To locate the gastrinoma, certain scans such as a computerised tomography (CT) or magnetic resonance imaging (MRI), may be performed. In addition to identifying the location of the gastrinoma the scans, may also determine if there has been any spread of the tumour cells to other organs. However, often gastrinoma are small and may not be seen on CT or MRI. In such cases a procedure called an endoscopic ultrasound may be carried out; this is where a camera is passed down through the oesophagus, stomach and through the first part of the small intestine, it is very useful for assessing the pancreas for the presence of small tumours. During the procedure it is possible to take a biopsy – a small sample of the tumour, to be looked at under the microscope to confirm diagnosis. Specialised scans are also used to identify gastrinomas that have not been identified using other imaging studies and they may also be used to identify whether the tumour has spread to other organs. These include somatostatin receptor scintigraphy (SRS/OctreoScan) and 68gallium-labelled somatostatin tracer PET/CT(positron emission tomography/computerised tomography) scan.
Treatment decisions will be based on the size, location, spread of the tumour and whether is has developed as part of a MEN1 syndrome or not.
In cases where the gastrinoma is localised to the pancreas or small intestine without any evidence of spread to other organs, surgical removal of the tumour can cure the disease. The extent of the surgery will depend on the exact location and size of the the tumour. In the majority of patients however, the tumour will have spread to other organs at the time of diagnosis. While in many situations this means that a surgical cure cannot be achieved, in some case where the spread of the tumour remains limited, surgery may be considered if it is believed a cure can be achieved.

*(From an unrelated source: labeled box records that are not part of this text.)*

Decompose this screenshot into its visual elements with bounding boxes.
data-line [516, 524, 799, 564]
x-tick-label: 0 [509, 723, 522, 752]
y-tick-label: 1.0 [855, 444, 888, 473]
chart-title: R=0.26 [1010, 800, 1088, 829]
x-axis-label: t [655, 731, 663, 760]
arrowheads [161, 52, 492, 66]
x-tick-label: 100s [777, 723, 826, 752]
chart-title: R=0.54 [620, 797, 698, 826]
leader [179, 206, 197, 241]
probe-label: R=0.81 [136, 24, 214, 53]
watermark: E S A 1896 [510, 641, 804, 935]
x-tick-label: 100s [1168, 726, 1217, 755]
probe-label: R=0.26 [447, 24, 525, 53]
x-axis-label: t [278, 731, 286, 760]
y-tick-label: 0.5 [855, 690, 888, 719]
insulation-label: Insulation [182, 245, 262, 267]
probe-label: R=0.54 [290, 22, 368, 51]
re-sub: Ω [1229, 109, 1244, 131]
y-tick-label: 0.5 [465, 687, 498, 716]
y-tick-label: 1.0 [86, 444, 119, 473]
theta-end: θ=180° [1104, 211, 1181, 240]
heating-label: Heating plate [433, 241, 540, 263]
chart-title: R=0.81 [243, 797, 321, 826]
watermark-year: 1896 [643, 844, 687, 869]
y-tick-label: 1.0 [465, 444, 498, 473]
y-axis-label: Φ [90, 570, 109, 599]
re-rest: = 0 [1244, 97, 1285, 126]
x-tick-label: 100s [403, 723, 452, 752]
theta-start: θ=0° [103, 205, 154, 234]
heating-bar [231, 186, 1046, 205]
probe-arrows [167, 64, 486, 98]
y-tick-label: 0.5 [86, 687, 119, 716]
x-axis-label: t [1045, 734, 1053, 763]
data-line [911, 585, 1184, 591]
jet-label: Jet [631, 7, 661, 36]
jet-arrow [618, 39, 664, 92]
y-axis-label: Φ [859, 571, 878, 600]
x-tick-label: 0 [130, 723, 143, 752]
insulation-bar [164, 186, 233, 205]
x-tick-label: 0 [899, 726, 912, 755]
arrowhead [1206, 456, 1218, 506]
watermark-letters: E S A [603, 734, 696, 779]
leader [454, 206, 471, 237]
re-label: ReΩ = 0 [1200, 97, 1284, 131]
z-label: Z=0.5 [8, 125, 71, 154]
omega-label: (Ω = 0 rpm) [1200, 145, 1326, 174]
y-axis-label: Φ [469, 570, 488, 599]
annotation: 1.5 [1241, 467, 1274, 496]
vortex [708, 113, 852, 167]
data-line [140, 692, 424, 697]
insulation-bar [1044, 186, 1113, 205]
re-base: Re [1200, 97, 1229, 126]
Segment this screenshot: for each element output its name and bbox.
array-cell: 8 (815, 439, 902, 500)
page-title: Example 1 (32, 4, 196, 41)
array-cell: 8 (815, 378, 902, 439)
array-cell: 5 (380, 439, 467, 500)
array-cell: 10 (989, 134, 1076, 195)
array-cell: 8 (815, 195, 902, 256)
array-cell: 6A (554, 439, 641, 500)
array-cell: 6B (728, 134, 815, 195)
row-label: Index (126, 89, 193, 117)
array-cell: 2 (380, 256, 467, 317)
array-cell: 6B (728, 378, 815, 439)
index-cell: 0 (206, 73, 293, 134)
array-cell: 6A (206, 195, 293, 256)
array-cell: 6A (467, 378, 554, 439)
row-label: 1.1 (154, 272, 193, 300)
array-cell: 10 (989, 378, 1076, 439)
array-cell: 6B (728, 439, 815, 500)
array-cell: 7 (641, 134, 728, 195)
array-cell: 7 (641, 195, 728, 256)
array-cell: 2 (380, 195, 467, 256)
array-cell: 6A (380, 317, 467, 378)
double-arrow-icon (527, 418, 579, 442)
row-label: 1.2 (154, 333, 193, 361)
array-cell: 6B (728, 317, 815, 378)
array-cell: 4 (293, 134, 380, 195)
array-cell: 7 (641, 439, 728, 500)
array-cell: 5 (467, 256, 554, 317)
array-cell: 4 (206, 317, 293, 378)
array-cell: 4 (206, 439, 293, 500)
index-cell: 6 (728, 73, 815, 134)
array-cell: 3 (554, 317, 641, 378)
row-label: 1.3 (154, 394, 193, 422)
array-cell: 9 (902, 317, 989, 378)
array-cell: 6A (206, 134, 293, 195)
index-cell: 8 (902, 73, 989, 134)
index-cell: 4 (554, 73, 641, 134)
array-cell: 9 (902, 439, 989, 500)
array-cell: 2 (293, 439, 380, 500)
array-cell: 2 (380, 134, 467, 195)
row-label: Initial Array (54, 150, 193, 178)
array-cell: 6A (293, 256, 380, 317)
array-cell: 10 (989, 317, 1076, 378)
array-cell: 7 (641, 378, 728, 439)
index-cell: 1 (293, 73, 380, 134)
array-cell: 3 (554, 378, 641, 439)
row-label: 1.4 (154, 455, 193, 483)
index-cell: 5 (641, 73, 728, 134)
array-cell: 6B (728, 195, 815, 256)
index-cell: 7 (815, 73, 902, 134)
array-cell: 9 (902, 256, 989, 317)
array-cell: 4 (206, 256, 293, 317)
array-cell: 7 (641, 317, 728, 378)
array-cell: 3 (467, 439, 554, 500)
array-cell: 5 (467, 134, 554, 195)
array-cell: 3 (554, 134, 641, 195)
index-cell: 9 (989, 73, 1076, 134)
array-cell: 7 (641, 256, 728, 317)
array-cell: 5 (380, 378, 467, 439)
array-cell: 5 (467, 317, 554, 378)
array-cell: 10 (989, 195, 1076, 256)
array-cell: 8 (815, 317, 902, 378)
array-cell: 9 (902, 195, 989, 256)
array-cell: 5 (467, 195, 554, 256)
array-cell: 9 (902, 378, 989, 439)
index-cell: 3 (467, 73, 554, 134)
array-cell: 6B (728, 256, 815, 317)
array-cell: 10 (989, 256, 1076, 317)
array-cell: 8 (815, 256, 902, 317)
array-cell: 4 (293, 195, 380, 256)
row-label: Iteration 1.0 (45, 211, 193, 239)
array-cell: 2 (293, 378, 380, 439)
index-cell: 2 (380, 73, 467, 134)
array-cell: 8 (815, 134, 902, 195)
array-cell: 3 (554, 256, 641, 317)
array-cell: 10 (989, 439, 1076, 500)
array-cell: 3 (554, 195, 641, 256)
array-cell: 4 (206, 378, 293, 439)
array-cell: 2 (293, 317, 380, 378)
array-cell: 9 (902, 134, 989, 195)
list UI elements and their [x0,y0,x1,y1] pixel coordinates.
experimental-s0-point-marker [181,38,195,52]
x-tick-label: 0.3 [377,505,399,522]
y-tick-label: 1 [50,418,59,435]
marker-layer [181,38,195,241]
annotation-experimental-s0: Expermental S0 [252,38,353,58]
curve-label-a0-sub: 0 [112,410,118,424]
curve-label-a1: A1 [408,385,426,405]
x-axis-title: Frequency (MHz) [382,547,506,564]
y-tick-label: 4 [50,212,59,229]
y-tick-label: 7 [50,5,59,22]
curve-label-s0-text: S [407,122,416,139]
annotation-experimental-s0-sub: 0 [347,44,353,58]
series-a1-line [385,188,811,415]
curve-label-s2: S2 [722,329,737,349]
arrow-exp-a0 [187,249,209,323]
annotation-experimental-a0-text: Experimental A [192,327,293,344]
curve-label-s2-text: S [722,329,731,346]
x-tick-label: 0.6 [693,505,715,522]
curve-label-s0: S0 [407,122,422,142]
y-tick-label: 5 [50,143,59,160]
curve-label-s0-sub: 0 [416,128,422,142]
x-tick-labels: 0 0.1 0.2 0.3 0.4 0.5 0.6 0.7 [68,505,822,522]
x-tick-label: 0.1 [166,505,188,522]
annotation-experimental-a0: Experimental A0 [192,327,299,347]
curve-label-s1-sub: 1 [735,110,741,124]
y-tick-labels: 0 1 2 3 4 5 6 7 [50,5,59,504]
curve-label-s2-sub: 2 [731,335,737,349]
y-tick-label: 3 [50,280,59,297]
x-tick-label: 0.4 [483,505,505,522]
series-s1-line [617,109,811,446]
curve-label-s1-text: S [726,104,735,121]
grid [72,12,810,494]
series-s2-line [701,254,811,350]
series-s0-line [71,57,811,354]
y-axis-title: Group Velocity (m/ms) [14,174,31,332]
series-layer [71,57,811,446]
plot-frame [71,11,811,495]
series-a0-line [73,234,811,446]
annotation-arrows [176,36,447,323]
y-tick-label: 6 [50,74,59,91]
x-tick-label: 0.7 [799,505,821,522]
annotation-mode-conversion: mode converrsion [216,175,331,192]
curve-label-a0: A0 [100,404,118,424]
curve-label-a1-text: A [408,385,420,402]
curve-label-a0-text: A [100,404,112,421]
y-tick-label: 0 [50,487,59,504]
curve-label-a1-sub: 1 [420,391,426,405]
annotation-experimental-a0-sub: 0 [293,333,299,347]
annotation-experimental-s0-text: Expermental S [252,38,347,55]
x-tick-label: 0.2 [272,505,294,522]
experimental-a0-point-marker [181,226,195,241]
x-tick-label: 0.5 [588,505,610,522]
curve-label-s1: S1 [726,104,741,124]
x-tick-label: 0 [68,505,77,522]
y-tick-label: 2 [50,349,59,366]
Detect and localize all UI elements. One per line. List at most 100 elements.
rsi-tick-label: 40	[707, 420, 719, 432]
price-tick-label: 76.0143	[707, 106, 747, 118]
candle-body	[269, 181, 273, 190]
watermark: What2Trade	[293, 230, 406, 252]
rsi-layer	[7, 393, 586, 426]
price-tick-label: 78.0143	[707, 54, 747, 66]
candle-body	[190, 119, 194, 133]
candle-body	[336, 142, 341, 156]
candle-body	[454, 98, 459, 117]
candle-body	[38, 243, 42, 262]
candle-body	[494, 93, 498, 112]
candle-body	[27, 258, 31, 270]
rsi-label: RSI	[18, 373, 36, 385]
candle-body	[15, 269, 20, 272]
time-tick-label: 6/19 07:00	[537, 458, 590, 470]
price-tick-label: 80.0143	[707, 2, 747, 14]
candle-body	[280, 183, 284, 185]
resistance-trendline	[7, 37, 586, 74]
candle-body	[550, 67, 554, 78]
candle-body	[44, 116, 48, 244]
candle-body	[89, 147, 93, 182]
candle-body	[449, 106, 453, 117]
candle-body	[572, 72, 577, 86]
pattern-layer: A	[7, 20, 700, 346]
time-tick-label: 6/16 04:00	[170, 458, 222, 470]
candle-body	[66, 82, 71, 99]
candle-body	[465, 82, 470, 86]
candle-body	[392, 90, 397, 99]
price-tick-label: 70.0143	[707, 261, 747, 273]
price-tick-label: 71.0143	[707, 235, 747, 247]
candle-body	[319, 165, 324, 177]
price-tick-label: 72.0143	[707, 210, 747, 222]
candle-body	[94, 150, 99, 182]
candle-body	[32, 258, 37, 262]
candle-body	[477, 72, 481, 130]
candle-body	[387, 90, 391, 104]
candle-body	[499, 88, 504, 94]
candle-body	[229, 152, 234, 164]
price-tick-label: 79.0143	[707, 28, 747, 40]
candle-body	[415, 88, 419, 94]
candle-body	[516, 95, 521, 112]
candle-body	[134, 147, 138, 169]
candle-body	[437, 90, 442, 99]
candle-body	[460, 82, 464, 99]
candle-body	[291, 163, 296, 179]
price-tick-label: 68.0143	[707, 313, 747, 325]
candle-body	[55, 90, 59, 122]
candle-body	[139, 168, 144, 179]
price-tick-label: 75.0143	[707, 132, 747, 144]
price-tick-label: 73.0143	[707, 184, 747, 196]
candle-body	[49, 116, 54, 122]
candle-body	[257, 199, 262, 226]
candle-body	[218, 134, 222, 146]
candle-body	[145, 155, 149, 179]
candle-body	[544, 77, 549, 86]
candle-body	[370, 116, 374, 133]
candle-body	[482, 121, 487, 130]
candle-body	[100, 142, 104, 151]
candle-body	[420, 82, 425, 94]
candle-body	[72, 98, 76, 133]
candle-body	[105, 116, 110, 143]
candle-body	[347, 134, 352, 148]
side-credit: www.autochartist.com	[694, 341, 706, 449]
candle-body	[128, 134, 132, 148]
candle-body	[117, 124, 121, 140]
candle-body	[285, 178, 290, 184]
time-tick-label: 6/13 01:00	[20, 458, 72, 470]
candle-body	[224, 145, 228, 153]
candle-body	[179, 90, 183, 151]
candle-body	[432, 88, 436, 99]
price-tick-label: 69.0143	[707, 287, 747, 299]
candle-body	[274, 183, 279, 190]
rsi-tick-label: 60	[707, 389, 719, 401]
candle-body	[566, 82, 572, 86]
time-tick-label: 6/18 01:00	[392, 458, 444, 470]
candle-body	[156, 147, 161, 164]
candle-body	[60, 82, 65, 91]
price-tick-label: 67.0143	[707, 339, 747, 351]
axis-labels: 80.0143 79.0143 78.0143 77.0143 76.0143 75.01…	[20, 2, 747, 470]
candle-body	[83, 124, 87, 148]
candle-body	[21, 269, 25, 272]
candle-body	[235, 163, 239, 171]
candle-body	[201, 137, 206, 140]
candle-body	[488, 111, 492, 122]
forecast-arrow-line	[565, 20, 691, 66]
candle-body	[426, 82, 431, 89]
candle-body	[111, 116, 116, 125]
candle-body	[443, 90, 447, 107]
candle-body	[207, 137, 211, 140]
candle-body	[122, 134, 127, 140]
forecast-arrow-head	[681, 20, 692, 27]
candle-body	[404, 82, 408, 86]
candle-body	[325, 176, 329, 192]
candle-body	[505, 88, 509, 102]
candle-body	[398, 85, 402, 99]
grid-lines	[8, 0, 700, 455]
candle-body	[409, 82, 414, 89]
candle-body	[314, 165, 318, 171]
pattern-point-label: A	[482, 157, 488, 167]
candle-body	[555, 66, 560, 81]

Medical treatment of gastrinoma includes use of high doses of acid-blocking agents such as proton pump inhibitors or H2 receptor antagonists. These medications can be used on a long-term basis to reduce gastric acid secretion, which relieves the symptoms and promotes the healing of ulcers in the small intestine and stomach.
In patients where the gastrinoma has spread to the liver (metastasised) and surgical treatment will not achieve a cure, somatostatin analogues such as octreotide/lanreotide may be used for stabilisation of the disease. In some cases where the tumour spread is aggressive alternative treatments are may be used and these include:
In cases where the tumour has not spread to any adjacent organs and may successfully be removed by surgery, patients should go on to lead full and active lives. They will be followed up as sometimes there can be long-term issues with pancreatic hormones and enzymes not being produced in usual amounts, this can affect food absorbtion and occasionally development of diabetes. Patients treated with surgery will need to attend regular hospital checks to assess for recurrence of the tumour using blood tests or radiological investigations.
Gastrinoma, if left untreated, can lead to ulcers, perforation and bleeding from the stomach and small intestine. These neuroendocrine tumours are usually slow growing and proton pump inhibitors are highly effective in controlling the symptoms. However, when they spread to other organs such as the liver and a cure cannot be achieved then this can limit life expectancy.